Spazzamento e multe. Che i controlli sulle auto in sosta nelle ore del passaggio delle macchine della Sea sarebbe stati “severi” lo aveva gia’ annunciato il comandante dei Vigili. E le multe per gli indisciplinati, salate, sono arrivate. A sorvegliare le zone interessate alla pulizia sono gli Ausiliari del Traffico, i cosi detti “vigilini”, che operano dallo scorso 3 giugno. Martedi sera, 20/ 22, spazzamento meccanico in zona Mazzini, sulla piazza solo tre auto ancora in sosta, tutte multate. Una in particolare però era solo ferma per un attimo, con il motore acceso, le chiavi inserite nel cruscotto e i vetri abbassati. Il vigilino non si deve essere reso conto che “forse” il proprietario era nei pressi, per un minuto, massimo due, a bere un bicchier d’acqua nel bar accanto. Mentre lungo la via Mazzini, dove su entrambi i lati non c’era neanche un posto libero, nessuna multa. “Multe a macchia di leopardo?”, ha chiesto in consiglio comunale il consigliere del Pd Antonio Nicoletti, ex assessore alla Polizia Municipale nella precedente giunta. “La legge è legge, e il divieto si sosta per spazzamento è indicato dal cartello, ma la tanta solerzia nel multare fa pensare solo che il bisogno di far cassa sia enorme”.
Inversione di rotta mercoledi mattina, quando una task force di vigili urbani lungo la via Mazzini in fase di ripittura delle già strisce blu di multe ne ha fatte ben poche: gli agenti, quelli fissi, hanno cercato, entrando in bar, negozi e pure banche, di avvisare gli utenti, prima di multarli.

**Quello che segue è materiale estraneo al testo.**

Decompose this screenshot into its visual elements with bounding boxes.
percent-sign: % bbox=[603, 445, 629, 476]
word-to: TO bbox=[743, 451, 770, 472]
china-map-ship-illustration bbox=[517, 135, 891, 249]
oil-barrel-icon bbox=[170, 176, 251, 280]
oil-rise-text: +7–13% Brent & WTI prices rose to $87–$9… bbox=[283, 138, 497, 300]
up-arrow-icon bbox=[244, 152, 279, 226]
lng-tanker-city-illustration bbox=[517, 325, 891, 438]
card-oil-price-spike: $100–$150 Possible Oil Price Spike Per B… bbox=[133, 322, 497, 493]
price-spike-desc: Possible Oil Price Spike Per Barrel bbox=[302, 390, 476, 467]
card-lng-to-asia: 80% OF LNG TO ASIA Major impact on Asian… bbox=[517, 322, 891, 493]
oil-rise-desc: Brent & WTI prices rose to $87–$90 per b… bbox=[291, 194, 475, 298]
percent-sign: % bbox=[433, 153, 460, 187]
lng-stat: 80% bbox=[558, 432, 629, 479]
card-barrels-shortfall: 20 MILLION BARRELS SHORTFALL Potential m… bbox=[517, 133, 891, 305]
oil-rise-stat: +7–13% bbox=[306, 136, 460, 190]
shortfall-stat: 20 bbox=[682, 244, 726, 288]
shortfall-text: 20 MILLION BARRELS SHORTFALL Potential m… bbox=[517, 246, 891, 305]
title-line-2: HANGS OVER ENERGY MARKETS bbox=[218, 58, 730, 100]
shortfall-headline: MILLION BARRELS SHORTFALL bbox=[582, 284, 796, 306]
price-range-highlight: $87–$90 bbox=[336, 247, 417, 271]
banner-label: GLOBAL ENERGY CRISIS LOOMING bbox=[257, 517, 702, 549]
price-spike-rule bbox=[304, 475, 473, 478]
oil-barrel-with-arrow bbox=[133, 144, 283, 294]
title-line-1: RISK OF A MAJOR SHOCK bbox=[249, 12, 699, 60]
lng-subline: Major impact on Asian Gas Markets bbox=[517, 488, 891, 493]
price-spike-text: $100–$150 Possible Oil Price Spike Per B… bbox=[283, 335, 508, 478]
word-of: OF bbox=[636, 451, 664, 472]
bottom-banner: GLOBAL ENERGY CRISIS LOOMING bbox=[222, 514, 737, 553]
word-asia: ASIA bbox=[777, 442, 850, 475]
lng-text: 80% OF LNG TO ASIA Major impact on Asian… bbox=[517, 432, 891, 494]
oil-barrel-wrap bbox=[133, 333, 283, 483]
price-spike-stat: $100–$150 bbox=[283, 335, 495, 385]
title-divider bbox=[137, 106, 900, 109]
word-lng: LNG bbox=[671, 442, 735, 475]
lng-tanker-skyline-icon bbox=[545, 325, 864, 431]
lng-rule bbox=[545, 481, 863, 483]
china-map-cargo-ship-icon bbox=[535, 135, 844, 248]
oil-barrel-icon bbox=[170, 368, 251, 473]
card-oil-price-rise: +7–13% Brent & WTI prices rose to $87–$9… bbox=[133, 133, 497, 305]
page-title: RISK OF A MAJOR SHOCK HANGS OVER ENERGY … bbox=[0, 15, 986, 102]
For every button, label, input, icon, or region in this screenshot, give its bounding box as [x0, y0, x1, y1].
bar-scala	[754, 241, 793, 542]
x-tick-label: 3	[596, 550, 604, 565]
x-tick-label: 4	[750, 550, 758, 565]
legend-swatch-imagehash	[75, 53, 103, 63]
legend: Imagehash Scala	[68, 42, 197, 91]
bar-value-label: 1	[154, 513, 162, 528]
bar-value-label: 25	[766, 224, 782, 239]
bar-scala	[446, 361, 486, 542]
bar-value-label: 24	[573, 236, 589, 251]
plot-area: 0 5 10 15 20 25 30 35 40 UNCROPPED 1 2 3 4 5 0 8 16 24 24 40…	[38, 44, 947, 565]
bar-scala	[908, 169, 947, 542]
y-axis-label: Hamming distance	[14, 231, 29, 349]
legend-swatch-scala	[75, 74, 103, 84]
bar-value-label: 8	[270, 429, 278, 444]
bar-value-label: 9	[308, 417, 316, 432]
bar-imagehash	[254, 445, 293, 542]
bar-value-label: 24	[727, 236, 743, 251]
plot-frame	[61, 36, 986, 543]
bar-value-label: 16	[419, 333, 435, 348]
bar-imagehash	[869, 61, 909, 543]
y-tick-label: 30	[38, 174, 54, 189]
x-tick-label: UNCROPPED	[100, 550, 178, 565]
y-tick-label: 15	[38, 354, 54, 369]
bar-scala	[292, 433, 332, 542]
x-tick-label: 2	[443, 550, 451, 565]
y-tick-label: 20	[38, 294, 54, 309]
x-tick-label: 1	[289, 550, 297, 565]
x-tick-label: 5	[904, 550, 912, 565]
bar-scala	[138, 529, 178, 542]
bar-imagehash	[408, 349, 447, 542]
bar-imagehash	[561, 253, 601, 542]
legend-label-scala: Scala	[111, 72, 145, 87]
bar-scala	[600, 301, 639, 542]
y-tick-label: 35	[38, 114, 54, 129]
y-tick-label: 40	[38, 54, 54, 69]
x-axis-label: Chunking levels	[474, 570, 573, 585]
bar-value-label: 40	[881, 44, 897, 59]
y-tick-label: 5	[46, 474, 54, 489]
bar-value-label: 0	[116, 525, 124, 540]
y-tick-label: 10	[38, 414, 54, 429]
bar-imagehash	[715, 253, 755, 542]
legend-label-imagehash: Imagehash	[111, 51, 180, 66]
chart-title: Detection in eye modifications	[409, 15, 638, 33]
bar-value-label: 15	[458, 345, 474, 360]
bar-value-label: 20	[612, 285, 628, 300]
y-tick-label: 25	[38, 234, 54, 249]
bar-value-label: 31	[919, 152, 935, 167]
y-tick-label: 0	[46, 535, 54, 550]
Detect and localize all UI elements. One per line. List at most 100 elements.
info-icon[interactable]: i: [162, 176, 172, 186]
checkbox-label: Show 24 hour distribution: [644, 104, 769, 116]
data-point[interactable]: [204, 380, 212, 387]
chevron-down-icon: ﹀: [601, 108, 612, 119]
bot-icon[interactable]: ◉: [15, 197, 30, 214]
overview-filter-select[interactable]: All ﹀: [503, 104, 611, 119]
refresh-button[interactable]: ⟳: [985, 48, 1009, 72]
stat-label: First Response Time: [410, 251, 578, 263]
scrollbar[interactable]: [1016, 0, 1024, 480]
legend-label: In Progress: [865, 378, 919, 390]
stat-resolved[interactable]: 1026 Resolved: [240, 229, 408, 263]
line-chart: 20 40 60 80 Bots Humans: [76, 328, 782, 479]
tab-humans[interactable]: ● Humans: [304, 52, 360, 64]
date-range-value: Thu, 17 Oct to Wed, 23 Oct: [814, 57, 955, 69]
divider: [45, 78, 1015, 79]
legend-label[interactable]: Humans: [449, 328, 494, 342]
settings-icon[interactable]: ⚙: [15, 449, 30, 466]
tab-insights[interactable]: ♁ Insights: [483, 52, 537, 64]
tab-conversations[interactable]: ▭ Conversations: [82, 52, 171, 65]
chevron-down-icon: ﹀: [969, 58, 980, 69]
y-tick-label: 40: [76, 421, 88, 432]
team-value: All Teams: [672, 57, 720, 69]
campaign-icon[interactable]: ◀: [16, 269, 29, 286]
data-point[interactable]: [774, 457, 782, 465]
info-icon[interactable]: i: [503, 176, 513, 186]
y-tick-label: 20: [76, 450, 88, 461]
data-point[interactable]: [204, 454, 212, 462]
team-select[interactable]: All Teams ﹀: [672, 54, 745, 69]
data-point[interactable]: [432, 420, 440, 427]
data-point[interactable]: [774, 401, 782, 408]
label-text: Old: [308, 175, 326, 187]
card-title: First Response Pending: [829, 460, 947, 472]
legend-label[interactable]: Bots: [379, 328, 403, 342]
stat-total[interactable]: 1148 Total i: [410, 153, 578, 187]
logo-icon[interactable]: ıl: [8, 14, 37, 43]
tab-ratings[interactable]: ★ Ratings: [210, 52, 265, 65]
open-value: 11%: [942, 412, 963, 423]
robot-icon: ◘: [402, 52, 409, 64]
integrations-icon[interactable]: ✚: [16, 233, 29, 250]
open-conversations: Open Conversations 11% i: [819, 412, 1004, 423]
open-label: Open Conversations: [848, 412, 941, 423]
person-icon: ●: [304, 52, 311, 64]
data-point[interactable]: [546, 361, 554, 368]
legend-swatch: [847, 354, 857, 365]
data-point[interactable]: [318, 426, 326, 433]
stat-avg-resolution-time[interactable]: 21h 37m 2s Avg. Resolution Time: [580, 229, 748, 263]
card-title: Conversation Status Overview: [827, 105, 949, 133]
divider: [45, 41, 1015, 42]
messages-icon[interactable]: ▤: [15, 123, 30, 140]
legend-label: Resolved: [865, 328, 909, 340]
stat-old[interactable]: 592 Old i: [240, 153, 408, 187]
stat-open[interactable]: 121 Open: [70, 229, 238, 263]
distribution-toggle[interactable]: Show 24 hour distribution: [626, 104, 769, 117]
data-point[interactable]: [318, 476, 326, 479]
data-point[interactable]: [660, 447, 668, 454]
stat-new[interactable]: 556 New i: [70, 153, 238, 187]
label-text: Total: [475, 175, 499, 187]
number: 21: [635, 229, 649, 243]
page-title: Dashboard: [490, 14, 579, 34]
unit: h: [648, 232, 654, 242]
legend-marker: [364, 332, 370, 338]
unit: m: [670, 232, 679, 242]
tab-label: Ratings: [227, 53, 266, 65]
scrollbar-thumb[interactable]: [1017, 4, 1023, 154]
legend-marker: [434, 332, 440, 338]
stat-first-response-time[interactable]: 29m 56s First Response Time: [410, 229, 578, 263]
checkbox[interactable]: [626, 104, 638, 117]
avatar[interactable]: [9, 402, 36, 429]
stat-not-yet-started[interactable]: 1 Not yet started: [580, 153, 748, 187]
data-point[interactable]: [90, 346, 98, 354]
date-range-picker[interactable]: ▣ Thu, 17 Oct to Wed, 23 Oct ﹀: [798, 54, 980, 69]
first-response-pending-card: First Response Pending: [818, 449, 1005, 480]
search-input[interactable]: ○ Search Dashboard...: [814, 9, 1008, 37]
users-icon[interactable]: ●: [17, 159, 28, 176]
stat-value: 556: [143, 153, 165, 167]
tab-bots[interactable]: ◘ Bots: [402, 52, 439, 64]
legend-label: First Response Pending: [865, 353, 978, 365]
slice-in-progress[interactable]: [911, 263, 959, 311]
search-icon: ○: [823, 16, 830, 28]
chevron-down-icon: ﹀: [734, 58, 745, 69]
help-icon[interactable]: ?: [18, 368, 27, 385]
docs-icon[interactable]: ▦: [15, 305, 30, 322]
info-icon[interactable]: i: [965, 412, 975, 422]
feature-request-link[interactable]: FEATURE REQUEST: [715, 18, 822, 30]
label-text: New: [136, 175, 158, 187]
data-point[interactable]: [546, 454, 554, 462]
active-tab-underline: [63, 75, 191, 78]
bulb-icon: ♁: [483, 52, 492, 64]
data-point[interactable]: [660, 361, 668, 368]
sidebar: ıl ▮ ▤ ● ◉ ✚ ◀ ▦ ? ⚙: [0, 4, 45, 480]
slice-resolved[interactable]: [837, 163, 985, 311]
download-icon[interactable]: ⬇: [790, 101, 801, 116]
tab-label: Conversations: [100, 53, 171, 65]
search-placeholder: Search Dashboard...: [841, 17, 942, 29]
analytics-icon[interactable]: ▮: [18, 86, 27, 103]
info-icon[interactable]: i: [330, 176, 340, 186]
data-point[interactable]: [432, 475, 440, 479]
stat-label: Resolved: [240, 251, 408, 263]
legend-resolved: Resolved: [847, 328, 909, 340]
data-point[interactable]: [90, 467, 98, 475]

Se poi si volesse rimpinguare le casse scarne del Comune, basterebbe multare le decine di auto in sosta selvaggia sulle strisce, anche di fronte alla Patrimonio, a due passi dal Comune, e i motocicli parcheggiati sui marciapiedi, in barba alle norme del Codice della Strada.

E se si volesse fare davvero un buon incasso, basterebbe dare seguito a quanto il comandante Strippoli annunciò giorni or sono circa le multe da 25 a 500 euro per chi lascia la monnezza a giro. Peccato però che di pattume ce ne sia anche troppo, e che per ora nessun “insudiciatore” sia stato beccato in flagrante.
Letizia Tassinari

Simile cosa è capitata a me, sabato scorso ho lasciato 3 minuti l’auto in zona a pagamento per scendere e comprare le sigarette, al ritorno il vigilino stava per fare la multa, ed ha quasi imprecato perchè sono tornato in tempo rispondendo molto scortesemente, salgo in auto, 50 mt 7, dico 7 auto parcheggiate in divieto in via Garibaldi dietro il Municipio, con l’autobus che bloccava il traffico per far scendere i passeggeri in mezzo alla strada.
La mia domanda è questa è più grave lasciare in sosta l’auto fuori dalla strada senza pagare, oppure lasciarla sulla corsia riservata ai mezzi pubblici? a voi la risposta.